BRIDGING THE GAP – AN INTERDISCIPLINARY APPROACH FOR DETERMINING THE CAUSE OF COAL WORKERS' PNEUMOCONIOSIS
Research into mineral-induced pathogenesis has been predominately performed by geoscientists and biomedical researchers, using different approaches. Geoscientists have focused on the role of mineral structure and composition. Most reactivity studies have been largely conducted in water, although more recent geochemical studies have started to use simulated bodily fluids (SBF). Conversely, biomedical researchers, concerned with the end result of pathogenesis, use cell lines and animal models to evaluate toxicity. Many of these studies use poorly characterized materials. Better coordination and collaboration between geological and biomedical researchers has the potential to advance our understanding of the effects of earth materials on health. In this study, we used an interdisciplinary approach to better understand what controls the toxicity of coal.

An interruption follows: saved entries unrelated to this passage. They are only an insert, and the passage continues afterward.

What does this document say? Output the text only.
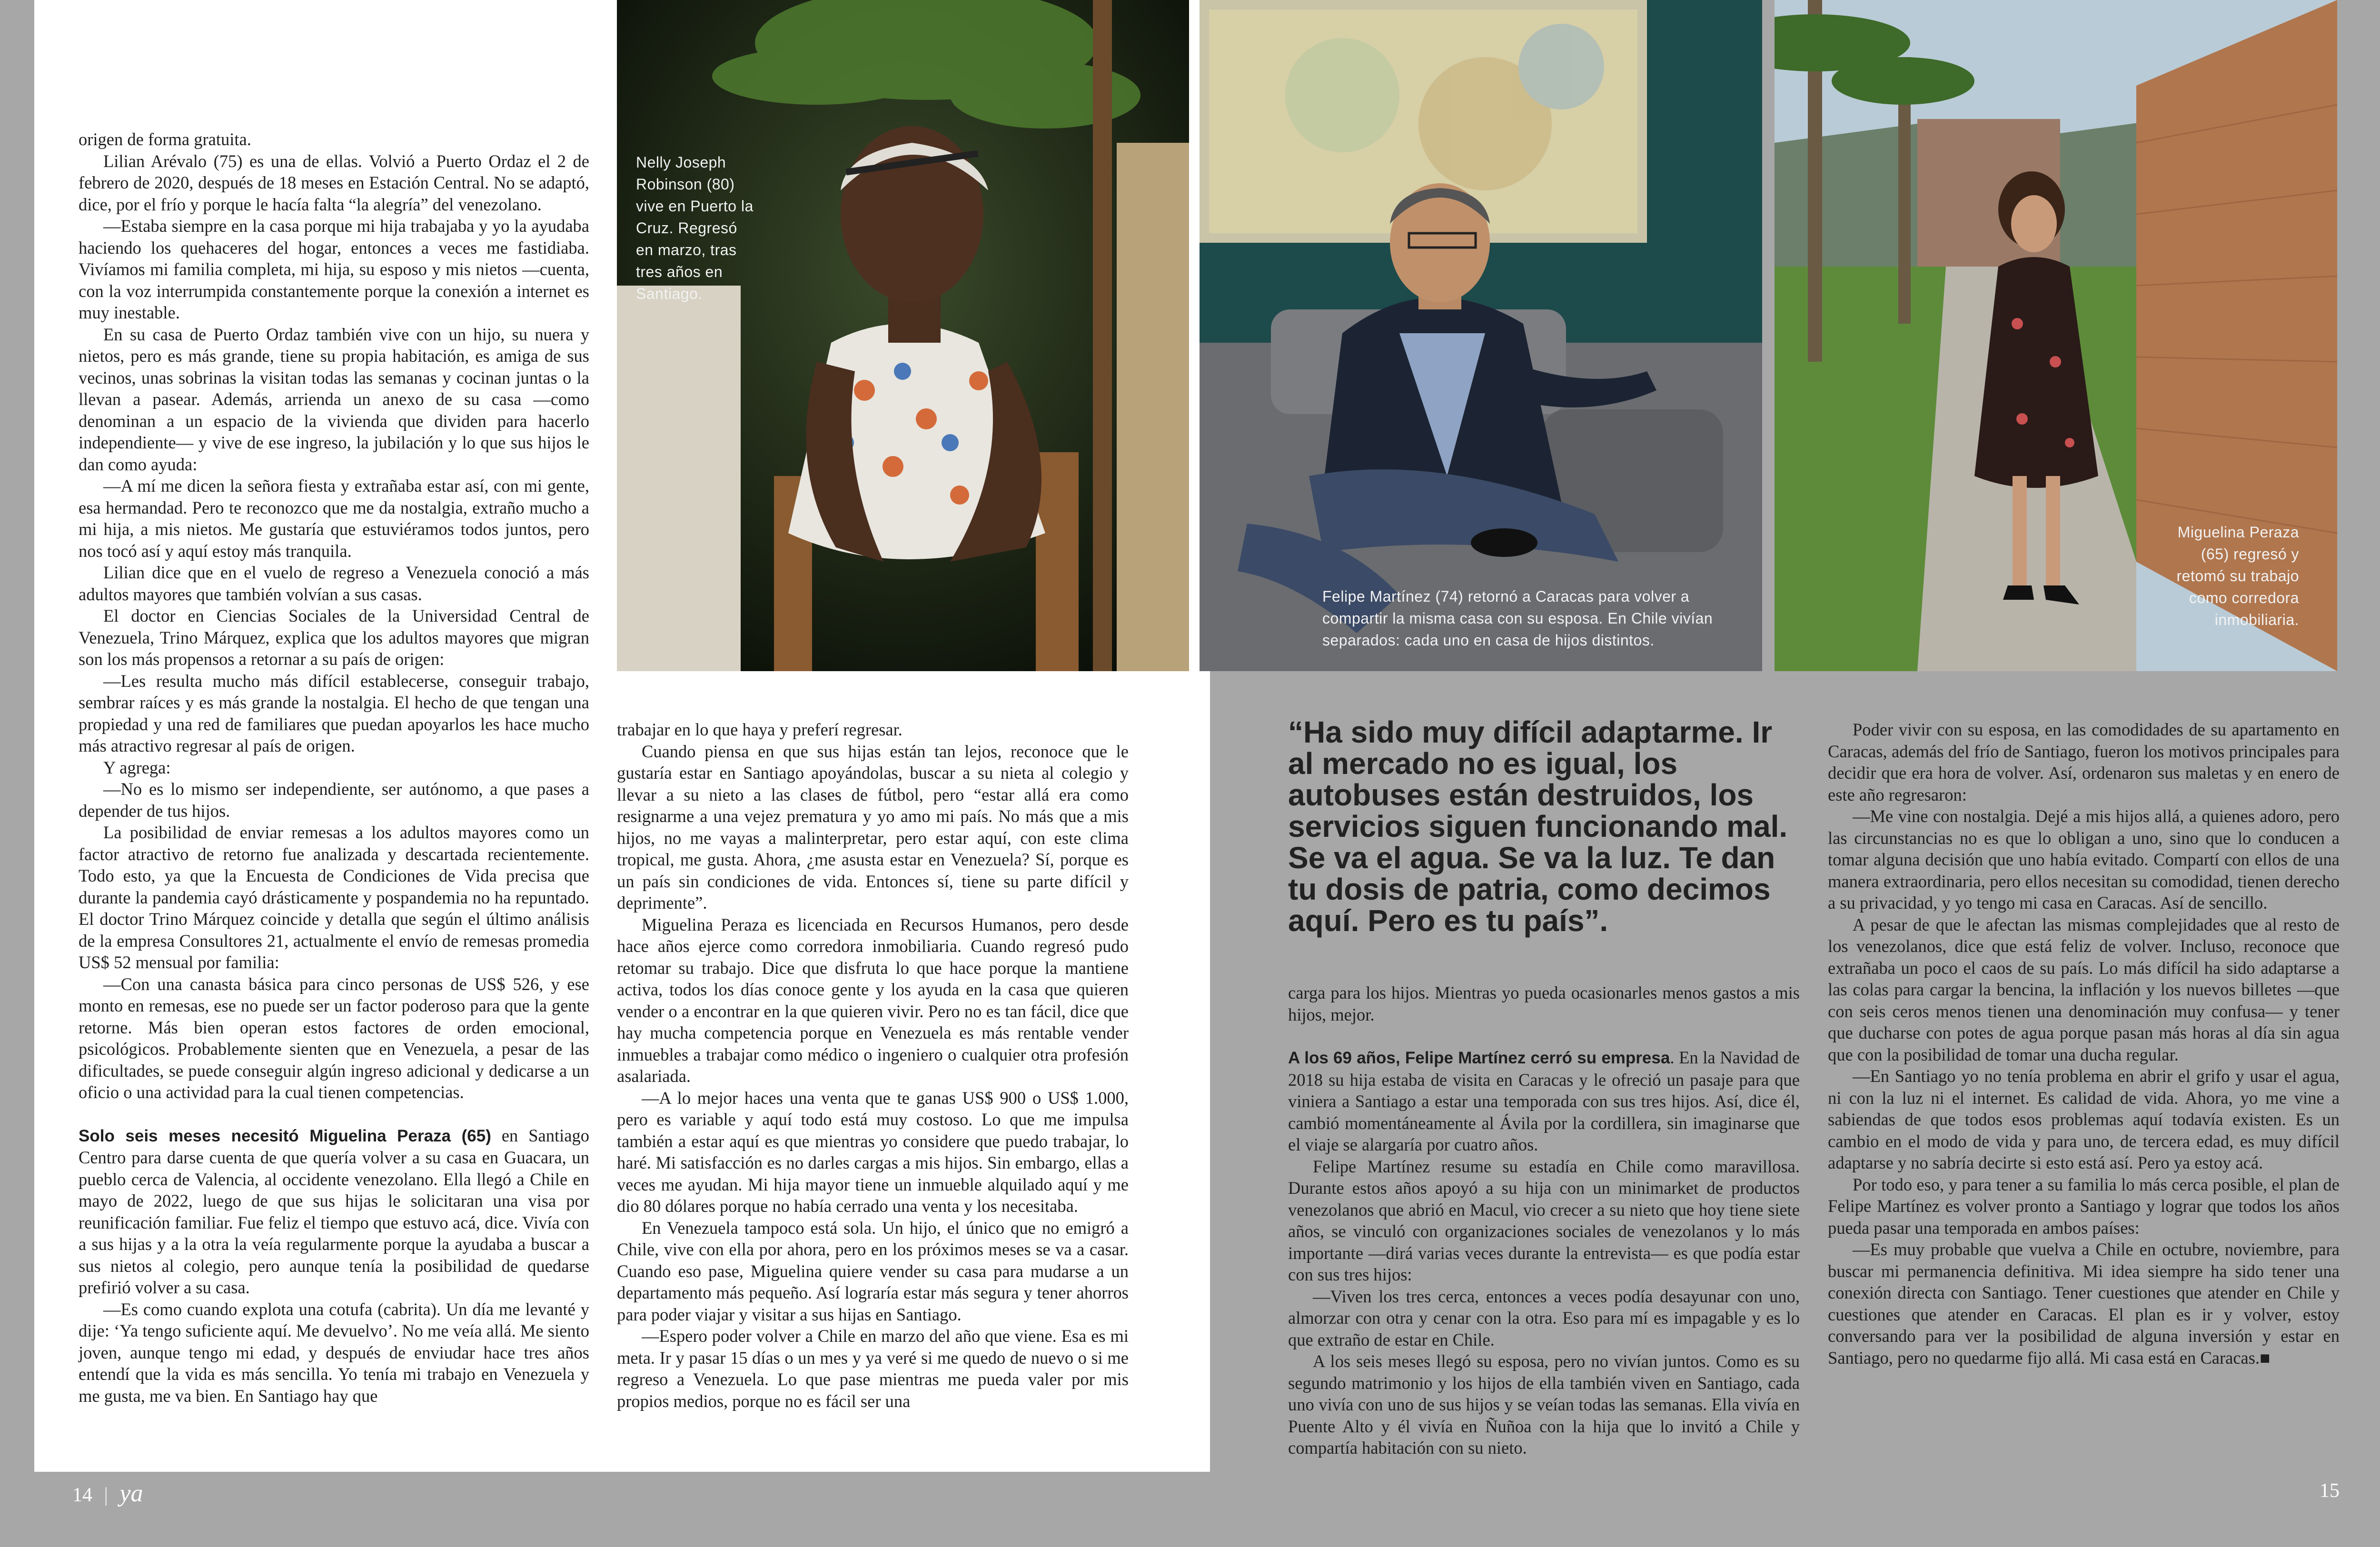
Nelly Joseph Robinson (80) vive en Puerto la Cruz. Regresó en marzo, tras tres años en Santiago.

Felipe Martínez (74) retornó a Caracas para volver a compartir la misma casa con su esposa. En Chile vivían separados: cada uno en casa de hijos distintos.

Miguelina Peraza (65) regresó y retomó su trabajo como corredora inmobiliaria.

origen de forma gratuita.

Lilian Arévalo (75) es una de ellas. Volvió a Puerto Ordaz el 2 de febrero de 2020, después de 18 meses en Estación Central. No se adaptó, dice, por el frío y porque le hacía falta “la alegría” del venezolano.

—Estaba siempre en la casa porque mi hija trabajaba y yo la ayudaba haciendo los quehaceres del hogar, entonces a veces me fastidiaba. Vivíamos mi familia completa, mi hija, su esposo y mis nietos —cuenta, con la voz interrumpida constantemente porque la conexión a internet es muy inestable.

En su casa de Puerto Ordaz también vive con un hijo, su nuera y nietos, pero es más grande, tiene su propia habitación, es amiga de sus vecinos, unas sobrinas la visitan todas las semanas y cocinan juntas o la llevan a pasear. Además, arrienda un anexo de su casa —como denominan a un espacio de la vivienda que dividen para hacerlo independiente— y vive de ese ingreso, la jubilación y lo que sus hijos le dan como ayuda:

—A mí me dicen la señora fiesta y extrañaba estar así, con mi gente, esa hermandad. Pero te reconozco que me da nostalgia, extraño mucho a mi hija, a mis nietos. Me gustaría que estuviéramos todos juntos, pero nos tocó así y aquí estoy más tranquila.

Lilian dice que en el vuelo de regreso a Venezuela conoció a más adultos mayores que también volvían a sus casas.

El doctor en Ciencias Sociales de la Universidad Central de Venezuela, Trino Márquez, explica que los adultos mayores que migran son los más propensos a retornar a su país de origen:

—Les resulta mucho más difícil establecerse, conseguir trabajo, sembrar raíces y es más grande la nostalgia. El hecho de que tengan una propiedad y una red de familiares que puedan apoyarlos les hace mucho más atractivo regresar al país de origen.

Y agrega:

—No es lo mismo ser independiente, ser autónomo, a que pases a depender de tus hijos.

La posibilidad de enviar remesas a los adultos mayores como un factor atractivo de retorno fue analizada y descartada recientemente. Todo esto, ya que la Encuesta de Condiciones de Vida precisa que durante la pandemia cayó drásticamente y pospandemia no ha repuntado. El doctor Trino Márquez coincide y detalla que según el último análisis de la empresa Consultores 21, actualmente el envío de remesas promedia US$ 52 mensual por familia:

—Con una canasta básica para cinco personas de US$ 526, y ese monto en remesas, ese no puede ser un factor poderoso para que la gente retorne. Más bien operan estos factores de orden emocional, psicológicos. Probablemente sienten que en Venezuela, a pesar de las dificultades, se puede conseguir algún ingreso adicional y dedicarse a un oficio o una actividad para la cual tienen competencias.

Solo seis meses necesitó Miguelina Peraza (65) en Santiago Centro para darse cuenta de que quería volver a su casa en Guacara, un pueblo cerca de Valencia, al occidente venezolano. Ella llegó a Chile en mayo de 2022, luego de que sus hijas le solicitaran una visa por reunificación familiar. Fue feliz el tiempo que estuvo acá, dice. Vivía con a sus hijas y a la otra la veía regularmente porque la ayudaba a buscar a sus nietos al colegio, pero aunque tenía la posibilidad de quedarse prefirió volver a su casa.

—Es como cuando explota una cotufa (cabrita). Un día me levanté y dije: ‘Ya tengo suficiente aquí. Me devuelvo’. No me veía allá. Me siento joven, aunque tengo mi edad, y después de enviudar hace tres años entendí que la vida es más sencilla. Yo tenía mi trabajo en Venezuela y me gusta, me va bien. En Santiago hay que

trabajar en lo que haya y preferí regresar.

Cuando piensa en que sus hijas están tan lejos, reconoce que le gustaría estar en Santiago apoyándolas, buscar a su nieta al colegio y llevar a su nieto a las clases de fútbol, pero “estar allá era como resignarme a una vejez prematura y yo amo mi país. No más que a mis hijos, no me vayas a malinterpretar, pero estar aquí, con este clima tropical, me gusta. Ahora, ¿me asusta estar en Venezuela? Sí, porque es un país sin condiciones de vida. Entonces sí, tiene su parte difícil y deprimente”.

Miguelina Peraza es licenciada en Recursos Humanos, pero desde hace años ejerce como corredora inmobiliaria. Cuando regresó pudo retomar su trabajo. Dice que disfruta lo que hace porque la mantiene activa, todos los días conoce gente y los ayuda en la casa que quieren vender o a encontrar en la que quieren vivir. Pero no es tan fácil, dice que hay mucha competencia porque en Venezuela es más rentable vender inmuebles a trabajar como médico o ingeniero o cualquier otra profesión asalariada.

—A lo mejor haces una venta que te ganas US$ 900 o US$ 1.000, pero es variable y aquí todo está muy costoso. Lo que me impulsa también a estar aquí es que mientras yo considere que puedo trabajar, lo haré. Mi satisfacción es no darles cargas a mis hijos. Sin embargo, ellas a veces me ayudan. Mi hija mayor tiene un inmueble alquilado aquí y me dio 80 dólares porque no había cerrado una venta y los necesitaba.

En Venezuela tampoco está sola. Un hijo, el único que no emigró a Chile, vive con ella por ahora, pero en los próximos meses se va a casar. Cuando eso pase, Miguelina quiere vender su casa para mudarse a un departamento más pequeño. Así lograría estar más segura y tener ahorros para poder viajar y visitar a sus hijas en Santiago.

—Espero poder volver a Chile en marzo del año que viene. Esa es mi meta. Ir y pasar 15 días o un mes y ya veré si me quedo de nuevo o si me regreso a Venezuela. Lo que pase mientras me pueda valer por mis propios medios, porque no es fácil ser una

“Ha sido muy difícil adaptarme. Ir al mercado no es igual, los autobuses están destruidos, los servicios siguen funcionando mal. Se va el agua. Se va la luz. Te dan tu dosis de patria, como decimos aquí. Pero es tu país”.

carga para los hijos. Mientras yo pueda ocasionarles menos gastos a mis hijos, mejor.

A los 69 años, Felipe Martínez cerró su empresa. En la Navidad de 2018 su hija estaba de visita en Caracas y le ofreció un pasaje para que viniera a Santiago a estar una temporada con sus tres hijos. Así, dice él, cambió momentáneamente al Ávila por la cordillera, sin imaginarse que el viaje se alargaría por cuatro años.

Felipe Martínez resume su estadía en Chile como maravillosa. Durante estos años apoyó a su hija con un minimarket de productos venezolanos que abrió en Macul, vio crecer a su nieto que hoy tiene siete años, se vinculó con organizaciones sociales de venezolanos y lo más importante —dirá varias veces durante la entrevista— es que podía estar con sus tres hijos:

—Viven los tres cerca, entonces a veces podía desayunar con uno, almorzar con otra y cenar con la otra. Eso para mí es impagable y es lo que extraño de estar en Chile.

A los seis meses llegó su esposa, pero no vivían juntos. Como es su segundo matrimonio y los hijos de ella también viven en Santiago, cada uno vivía con uno de sus hijos y se veían todas las semanas. Ella vivía en Puente Alto y él vivía en Ñuñoa con la hija que lo invitó a Chile y compartía habitación con su nieto.

Poder vivir con su esposa, en las comodidades de su apartamento en Caracas, además del frío de Santiago, fueron los motivos principales para decidir que era hora de volver. Así, ordenaron sus maletas y en enero de este año regresaron:

—Me vine con nostalgia. Dejé a mis hijos allá, a quienes adoro, pero las circunstancias no es que lo obligan a uno, sino que lo conducen a tomar alguna decisión que uno había evitado. Compartí con ellos de una manera extraordinaria, pero ellos necesitan su comodidad, tienen derecho a su privacidad, y yo tengo mi casa en Caracas. Así de sencillo.

A pesar de que le afectan las mismas complejidades que al resto de los venezolanos, dice que está feliz de volver. Incluso, reconoce que extrañaba un poco el caos de su país. Lo más difícil ha sido adaptarse a las colas para cargar la bencina, la inflación y los nuevos billetes —que con seis ceros menos tienen una denominación muy confusa— y tener que ducharse con potes de agua porque pasan más horas al día sin agua que con la posibilidad de tomar una ducha regular.

—En Santiago yo no tenía problema en abrir el grifo y usar el agua, ni con la luz ni el internet. Es calidad de vida. Ahora, yo me vine a sabiendas de que todos esos problemas aquí todavía existen. Es un cambio en el modo de vida y para uno, de tercera edad, es muy difícil adaptarse y no sabría decirte si esto está así. Pero ya estoy acá.

Por todo eso, y para tener a su familia lo más cerca posible, el plan de Felipe Martínez es volver pronto a Santiago y lograr que todos los años pueda pasar una temporada en ambos países:

—Es muy probable que vuelva a Chile en octubre, noviembre, para buscar mi permanencia definitiva. Mi idea siempre ha sido tener una conexión directa con Santiago. Tener cuestiones que atender en Chile y cuestiones que atender en Caracas. El plan es ir y volver, estoy conversando para ver la posibilidad de alguna inversión y estar en Santiago, pero no quedarme fijo allá. Mi casa está en Caracas.■

14 | ya	15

Epidemiologic studies show a correlation between the concentration of bioavailable iron (BAI) in coal and the development of Coal Workers’ Pneumoconiosis (CWP). The BAI in coal is predominately pyrite, a well-known ROS generator. Previous studies in our laboratory using NIST coal samples indicate that coal containing higher concentrations of pyrite generate more ROS in water. Another study indicates a nearly threefold initial accumulation of hydrogen peroxide in pyrite oxidation experiments performed in SBF versus water. Here we report on the inflammatory response of lung epithelial cells to exposure to coal with known pyrite content, which represents a new tool available to geochemists interested in assessing the inflammatory stress induced by the inhalation of earth materials. Preliminary results show greater cellular ROS up-regulation from coals containing pyrite than those without.